The senators argued the data and methods for calculating such “indirect land use changes” such as from forest or grassland to crops are not adequately developed, and thus should not be used in ways making it harder for ethanol and biodiesel to meet requirements of the Energy Independence and Security Act of 2007 for reduced carbon emissions from advanced biofuels under the Renewable Fuel Standard (RFS). ...
I'm confused. As I've understood it, a lot of farmers are pretty keen to sell carbon offsets, and one presumes that these would also be predicated on measuring the net carbon flow of land use changes. Perhaps from crops to grassland, for example.
If government scientists at regulatory agencies, and the suggestion is that it's a problem with the state of the science itself, are incapable of calculating net carbon outflow to a land ecosystem, why should they be capable of calculating net carbon inflow to a land ecosystem?
... [Tom Vilsack] also seemed to be echoing some of the comments by environmental groups and Senate Agriculture Committee Chairman Tom Harkin, his chief sponsor for the secretary’s position, during the 2008 farm bill debate.
Those groups and Harkin have argued that traditional farm program payments should be dismantled and replaced with “greener” conservation program payments that would reward producers for reducing the carbon footprint in the farming practices. Markets for trading “carbon credits” have already sprung up in some areas. ...

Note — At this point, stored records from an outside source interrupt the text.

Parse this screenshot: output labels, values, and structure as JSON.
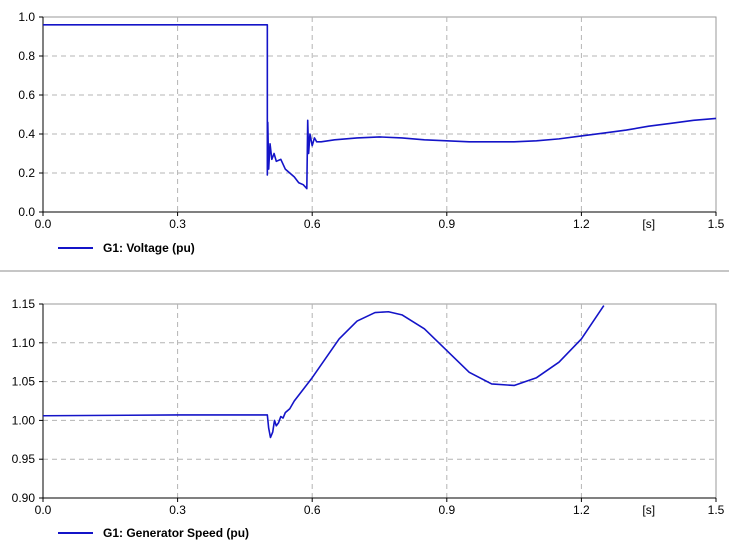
{
  "chart_data": [
    {
      "type": "line",
      "x_unit_label": "[s]",
      "xlim": [
        0,
        1.5
      ],
      "ylim": [
        0,
        1.0
      ],
      "x_ticks": [
        "0.0",
        "0.3",
        "0.6",
        "0.9",
        "1.2",
        "1.5"
      ],
      "y_ticks": [
        "0.0",
        "0.2",
        "0.4",
        "0.6",
        "0.8",
        "1.0"
      ],
      "grid": true,
      "legend_position": "bottom-left",
      "series": [
        {
          "name": "G1: Voltage (pu)",
          "color": "#1414c8",
          "x": [
            0.0,
            0.499,
            0.5,
            0.5,
            0.501,
            0.503,
            0.506,
            0.51,
            0.515,
            0.52,
            0.53,
            0.54,
            0.55,
            0.56,
            0.57,
            0.58,
            0.588,
            0.59,
            0.592,
            0.595,
            0.6,
            0.605,
            0.61,
            0.62,
            0.65,
            0.7,
            0.75,
            0.8,
            0.85,
            0.9,
            0.95,
            1.0,
            1.05,
            1.1,
            1.15,
            1.2,
            1.25,
            1.3,
            1.35,
            1.4,
            1.45,
            1.5
          ],
          "y": [
            0.96,
            0.96,
            0.96,
            0.19,
            0.46,
            0.22,
            0.35,
            0.27,
            0.3,
            0.26,
            0.27,
            0.22,
            0.2,
            0.18,
            0.15,
            0.14,
            0.12,
            0.47,
            0.3,
            0.4,
            0.34,
            0.38,
            0.36,
            0.36,
            0.37,
            0.38,
            0.385,
            0.38,
            0.37,
            0.365,
            0.36,
            0.36,
            0.36,
            0.365,
            0.375,
            0.39,
            0.405,
            0.42,
            0.44,
            0.455,
            0.47,
            0.48
          ]
        }
      ]
    },
    {
      "type": "line",
      "x_unit_label": "[s]",
      "xlim": [
        0,
        1.5
      ],
      "ylim": [
        0.9,
        1.15
      ],
      "x_ticks": [
        "0.0",
        "0.3",
        "0.6",
        "0.9",
        "1.2",
        "1.5"
      ],
      "y_ticks": [
        "0.90",
        "0.95",
        "1.00",
        "1.05",
        "1.10",
        "1.15"
      ],
      "grid": true,
      "legend_position": "bottom-left",
      "series": [
        {
          "name": "G1: Generator Speed (pu)",
          "color": "#1414c8",
          "x": [
            0.0,
            0.3,
            0.5,
            0.503,
            0.507,
            0.512,
            0.516,
            0.52,
            0.525,
            0.53,
            0.535,
            0.54,
            0.55,
            0.56,
            0.58,
            0.6,
            0.63,
            0.66,
            0.7,
            0.74,
            0.77,
            0.8,
            0.85,
            0.9,
            0.95,
            1.0,
            1.05,
            1.1,
            1.15,
            1.2,
            1.25
          ],
          "y": [
            1.006,
            1.007,
            1.007,
            0.99,
            0.978,
            0.985,
            1.0,
            0.993,
            0.997,
            1.005,
            1.003,
            1.01,
            1.015,
            1.025,
            1.04,
            1.055,
            1.08,
            1.105,
            1.128,
            1.139,
            1.14,
            1.136,
            1.118,
            1.09,
            1.062,
            1.047,
            1.045,
            1.055,
            1.075,
            1.105,
            1.148
          ]
        }
      ]
    }
  ]
}
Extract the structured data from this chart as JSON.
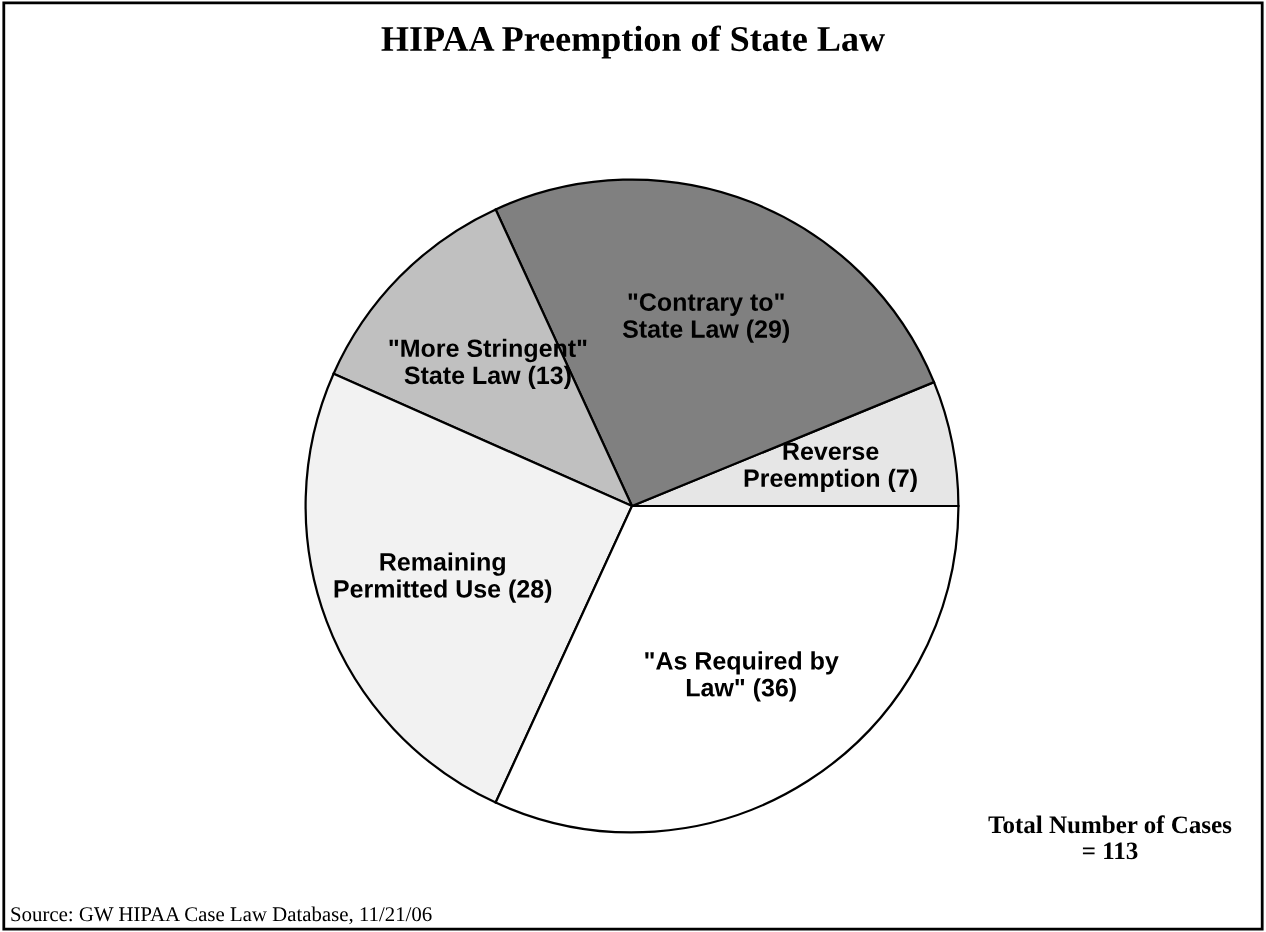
{
  "chart_data": {
    "type": "pie",
    "title": "HIPAA Preemption of State Law",
    "categories": [
      "Reverse\nPreemption (7)",
      "\"Contrary to\"\nState Law (29)",
      "\"More Stringent\"\nState Law (13)",
      "Remaining\nPermitted Use (28)",
      "\"As Required by\nLaw\" (36)"
    ],
    "values": [
      7,
      29,
      13,
      28,
      36
    ],
    "colors": [
      "#e6e6e6",
      "#808080",
      "#c0c0c0",
      "#f2f2f2",
      "#ffffff"
    ],
    "annotations": [
      "Total Number of Cases\n= 113",
      "Source: GW HIPAA Case Law Database, 11/21/06"
    ]
  }
}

I understand that slightly different things are being discussed. However, the underlying bodies of knowledge have a lot of overlap.
If agricultural carbon credits are to be a sound investment and, more importantly, to provide true added value to the goal of reducing global carbon emissions, the scientific models for describing land use changes and the physical/economic implications of their indirect impacts must be sound. If these are in truth poorly understood, then we're nowhere close to being able to credit farmers for increasing carbon sequestration in their farming practices.
Sen. Harkin is one of my favorite Senators and I rarely find myself disagreeing with him, but I don't really get where he's going with this line of reasoning.